Huang highlights how myriad US-based industry newcomers, including Cirasys, GridCo and FINsix as well as the likes of ABB, Dialog and Omron, are developing a vast array of advanced control methods for power conversion applications.
For example, University of Texas at Dallas spin-out, Cirasys, uses envelope tracking to optimise power supply voltages and boost silicon chip efficiencies.
Meanwhile MIT graduate-founded, FinSIX, is pioneering power converters that switch at extremely high frequencies to reduce chip footprint and slash switch mode power supply sizes.
Lux Research analysts reviewed ongoing innovations in silicon technology and ranked leading companies on the basis of technical and business execution.
Lastly, electronics manufacturing heavyweights, such as Bosch, Schneider Electric and AT&S are also busy splashing cash and forging partnerships to drive module packaging forward.
As Huang points out, Bosch, for example, has shaved off the size of its IGBTs to maximise air flow and improve thermal management in modules while AT&S is stacking chips and developing 3D PCBs for a smaller, more energy efficient package. "The large incumbents here, have the cash on hand to develop technical products," she says.
And crucially, partnerships are proving as important as ever. "You tend to find that different players along the supply chain, from discrete companies to the OEMs, [are working together]," says Huang. "For example, AT&S have partnered with Continental Automotive, which manufactures novel module packaging."
Indeed, the meeting of minds up and down silicon's established supply chain is proving to be a formidable driving force for silicon success across each innovation sector, be it circuit design, control, or module packaging. In each case, start-ups see success but incumbents dominate.

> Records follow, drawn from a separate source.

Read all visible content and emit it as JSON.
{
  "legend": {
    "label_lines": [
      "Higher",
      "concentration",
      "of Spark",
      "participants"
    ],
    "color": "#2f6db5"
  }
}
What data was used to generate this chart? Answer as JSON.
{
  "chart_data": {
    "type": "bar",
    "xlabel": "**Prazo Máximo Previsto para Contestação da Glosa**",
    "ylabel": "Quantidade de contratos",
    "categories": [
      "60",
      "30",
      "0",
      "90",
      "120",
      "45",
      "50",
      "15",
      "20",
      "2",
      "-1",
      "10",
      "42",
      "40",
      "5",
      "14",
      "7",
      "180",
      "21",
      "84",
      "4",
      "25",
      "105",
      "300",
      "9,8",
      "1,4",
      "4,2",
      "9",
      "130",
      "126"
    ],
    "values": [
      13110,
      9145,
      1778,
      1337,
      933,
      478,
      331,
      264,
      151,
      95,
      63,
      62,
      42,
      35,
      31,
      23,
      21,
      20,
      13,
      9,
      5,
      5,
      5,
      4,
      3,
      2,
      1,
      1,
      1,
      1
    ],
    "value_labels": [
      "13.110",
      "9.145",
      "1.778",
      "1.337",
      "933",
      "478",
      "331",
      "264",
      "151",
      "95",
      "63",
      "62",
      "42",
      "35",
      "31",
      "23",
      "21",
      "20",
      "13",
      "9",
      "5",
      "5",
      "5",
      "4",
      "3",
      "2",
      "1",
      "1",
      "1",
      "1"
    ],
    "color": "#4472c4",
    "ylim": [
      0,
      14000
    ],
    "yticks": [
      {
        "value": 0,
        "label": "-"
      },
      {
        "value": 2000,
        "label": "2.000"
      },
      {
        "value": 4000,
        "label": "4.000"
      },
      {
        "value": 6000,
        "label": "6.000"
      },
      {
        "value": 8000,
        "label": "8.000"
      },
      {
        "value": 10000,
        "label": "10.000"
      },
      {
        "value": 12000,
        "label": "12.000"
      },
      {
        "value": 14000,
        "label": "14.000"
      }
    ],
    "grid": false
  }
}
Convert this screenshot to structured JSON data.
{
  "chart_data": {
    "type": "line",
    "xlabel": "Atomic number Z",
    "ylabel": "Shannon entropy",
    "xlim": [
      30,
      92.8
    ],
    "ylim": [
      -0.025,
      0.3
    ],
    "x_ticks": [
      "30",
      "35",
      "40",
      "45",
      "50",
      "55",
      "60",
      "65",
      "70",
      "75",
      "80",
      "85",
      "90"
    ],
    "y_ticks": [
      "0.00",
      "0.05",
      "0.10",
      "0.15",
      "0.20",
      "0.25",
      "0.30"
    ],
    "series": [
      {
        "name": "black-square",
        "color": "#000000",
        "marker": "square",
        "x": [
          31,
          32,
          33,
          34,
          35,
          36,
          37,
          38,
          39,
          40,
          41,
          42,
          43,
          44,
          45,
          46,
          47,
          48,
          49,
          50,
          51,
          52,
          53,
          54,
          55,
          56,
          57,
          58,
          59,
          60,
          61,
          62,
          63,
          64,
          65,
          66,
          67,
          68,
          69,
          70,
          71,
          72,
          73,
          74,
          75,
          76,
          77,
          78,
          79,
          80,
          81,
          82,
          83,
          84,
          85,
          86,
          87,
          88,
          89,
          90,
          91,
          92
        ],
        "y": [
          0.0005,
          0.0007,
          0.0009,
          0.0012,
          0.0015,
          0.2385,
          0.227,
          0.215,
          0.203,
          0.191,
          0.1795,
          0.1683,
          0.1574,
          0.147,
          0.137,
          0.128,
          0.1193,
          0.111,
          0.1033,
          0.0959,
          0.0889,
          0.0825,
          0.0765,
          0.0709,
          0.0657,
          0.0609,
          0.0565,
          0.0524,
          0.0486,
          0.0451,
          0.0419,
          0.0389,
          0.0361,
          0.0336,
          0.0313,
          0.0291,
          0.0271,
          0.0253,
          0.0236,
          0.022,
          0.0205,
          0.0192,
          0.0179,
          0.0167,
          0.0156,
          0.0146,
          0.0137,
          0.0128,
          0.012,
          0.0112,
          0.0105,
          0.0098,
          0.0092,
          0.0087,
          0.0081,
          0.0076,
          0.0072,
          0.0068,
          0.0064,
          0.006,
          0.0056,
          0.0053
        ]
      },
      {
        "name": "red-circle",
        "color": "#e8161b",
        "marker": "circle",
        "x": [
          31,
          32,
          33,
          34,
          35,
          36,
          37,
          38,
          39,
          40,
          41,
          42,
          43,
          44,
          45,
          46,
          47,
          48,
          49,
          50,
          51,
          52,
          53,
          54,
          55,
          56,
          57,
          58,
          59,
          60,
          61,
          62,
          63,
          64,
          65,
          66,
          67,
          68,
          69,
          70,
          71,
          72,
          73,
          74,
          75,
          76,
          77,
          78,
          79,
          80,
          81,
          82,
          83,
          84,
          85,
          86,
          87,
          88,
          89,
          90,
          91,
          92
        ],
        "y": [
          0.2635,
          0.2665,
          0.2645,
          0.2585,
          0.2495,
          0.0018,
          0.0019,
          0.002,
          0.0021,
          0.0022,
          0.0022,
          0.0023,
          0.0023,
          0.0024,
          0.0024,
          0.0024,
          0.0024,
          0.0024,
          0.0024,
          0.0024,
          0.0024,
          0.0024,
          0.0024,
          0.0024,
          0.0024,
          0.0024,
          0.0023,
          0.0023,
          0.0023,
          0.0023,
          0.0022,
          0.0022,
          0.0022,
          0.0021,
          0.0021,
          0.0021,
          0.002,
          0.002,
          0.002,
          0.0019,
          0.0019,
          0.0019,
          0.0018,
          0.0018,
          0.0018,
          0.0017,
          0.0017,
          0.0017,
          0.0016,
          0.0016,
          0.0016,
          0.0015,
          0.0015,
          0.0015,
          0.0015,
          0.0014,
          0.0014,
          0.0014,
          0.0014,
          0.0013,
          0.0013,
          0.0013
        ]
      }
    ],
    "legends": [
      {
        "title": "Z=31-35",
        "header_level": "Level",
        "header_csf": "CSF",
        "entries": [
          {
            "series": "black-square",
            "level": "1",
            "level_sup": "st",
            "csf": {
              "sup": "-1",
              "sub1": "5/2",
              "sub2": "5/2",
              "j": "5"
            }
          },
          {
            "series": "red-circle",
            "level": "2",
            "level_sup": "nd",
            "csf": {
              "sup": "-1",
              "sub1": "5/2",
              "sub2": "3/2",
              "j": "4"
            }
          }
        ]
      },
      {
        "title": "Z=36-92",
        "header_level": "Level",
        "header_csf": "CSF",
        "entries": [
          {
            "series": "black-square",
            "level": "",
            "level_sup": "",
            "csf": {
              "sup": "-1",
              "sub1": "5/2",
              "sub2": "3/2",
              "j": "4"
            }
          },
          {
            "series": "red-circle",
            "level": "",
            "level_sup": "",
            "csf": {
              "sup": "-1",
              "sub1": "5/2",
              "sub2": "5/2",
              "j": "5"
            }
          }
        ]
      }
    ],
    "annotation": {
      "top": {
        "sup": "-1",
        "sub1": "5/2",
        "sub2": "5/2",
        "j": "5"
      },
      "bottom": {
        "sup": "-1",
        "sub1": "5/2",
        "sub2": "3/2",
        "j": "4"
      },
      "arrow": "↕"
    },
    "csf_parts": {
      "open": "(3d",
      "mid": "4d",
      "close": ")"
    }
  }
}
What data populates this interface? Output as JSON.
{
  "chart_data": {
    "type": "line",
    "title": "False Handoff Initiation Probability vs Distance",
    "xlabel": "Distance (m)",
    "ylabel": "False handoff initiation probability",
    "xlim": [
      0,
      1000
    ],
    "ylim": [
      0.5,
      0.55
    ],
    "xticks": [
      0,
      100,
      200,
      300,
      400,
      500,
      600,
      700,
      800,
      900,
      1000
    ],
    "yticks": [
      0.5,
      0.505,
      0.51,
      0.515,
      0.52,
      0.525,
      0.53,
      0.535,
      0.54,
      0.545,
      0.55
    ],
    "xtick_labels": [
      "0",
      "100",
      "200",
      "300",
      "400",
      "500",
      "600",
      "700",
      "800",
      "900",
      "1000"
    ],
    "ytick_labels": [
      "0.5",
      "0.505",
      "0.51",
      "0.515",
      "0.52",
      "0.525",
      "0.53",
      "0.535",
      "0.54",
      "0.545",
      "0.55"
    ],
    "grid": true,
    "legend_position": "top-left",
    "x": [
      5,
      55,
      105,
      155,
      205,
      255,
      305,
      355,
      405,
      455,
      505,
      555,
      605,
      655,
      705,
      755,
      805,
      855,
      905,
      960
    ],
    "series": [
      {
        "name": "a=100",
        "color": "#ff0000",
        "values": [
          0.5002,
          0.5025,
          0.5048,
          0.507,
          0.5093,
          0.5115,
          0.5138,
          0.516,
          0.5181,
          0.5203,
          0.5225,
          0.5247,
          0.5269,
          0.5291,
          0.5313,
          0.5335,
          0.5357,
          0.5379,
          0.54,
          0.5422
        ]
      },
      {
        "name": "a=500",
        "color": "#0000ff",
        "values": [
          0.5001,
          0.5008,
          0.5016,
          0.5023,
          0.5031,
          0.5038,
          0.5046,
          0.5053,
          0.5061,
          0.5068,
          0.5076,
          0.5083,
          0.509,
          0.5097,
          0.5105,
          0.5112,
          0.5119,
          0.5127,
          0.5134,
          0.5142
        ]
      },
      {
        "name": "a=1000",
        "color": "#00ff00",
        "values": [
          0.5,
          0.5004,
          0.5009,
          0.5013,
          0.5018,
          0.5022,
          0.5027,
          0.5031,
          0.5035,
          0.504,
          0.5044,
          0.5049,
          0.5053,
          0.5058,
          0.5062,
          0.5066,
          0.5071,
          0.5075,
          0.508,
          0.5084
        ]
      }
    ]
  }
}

"Silicon is so well known and there are so many companies in the supply chain," says Huang. "From foundries to packaging companies, these players can really help OEMs drive innovation and push the limits of silicon devices."
"Silicon costs are also so much cheaper than using wide bandgap materials so we see these large incumbents sticking to what they know while developing wide bandgap devices on the side," she adds.
So where does silicon incumbent weight leave the likes of MACOM, EPC, GaN Systems and more? At least for now, waiting for power-hungrier applications to truly take-off.
"The bigger [silicon] companies will keep doing as much as possible to push the adoption of GaN and SiC out into the future," asserts Madakasira.
But, as she adds: "Emerging applications, such as driverless cars and the Internet of Things, will demand even more power efficiency and this will drive the impetus to switch to the more expensive, but more efficient compound semiconductor materials."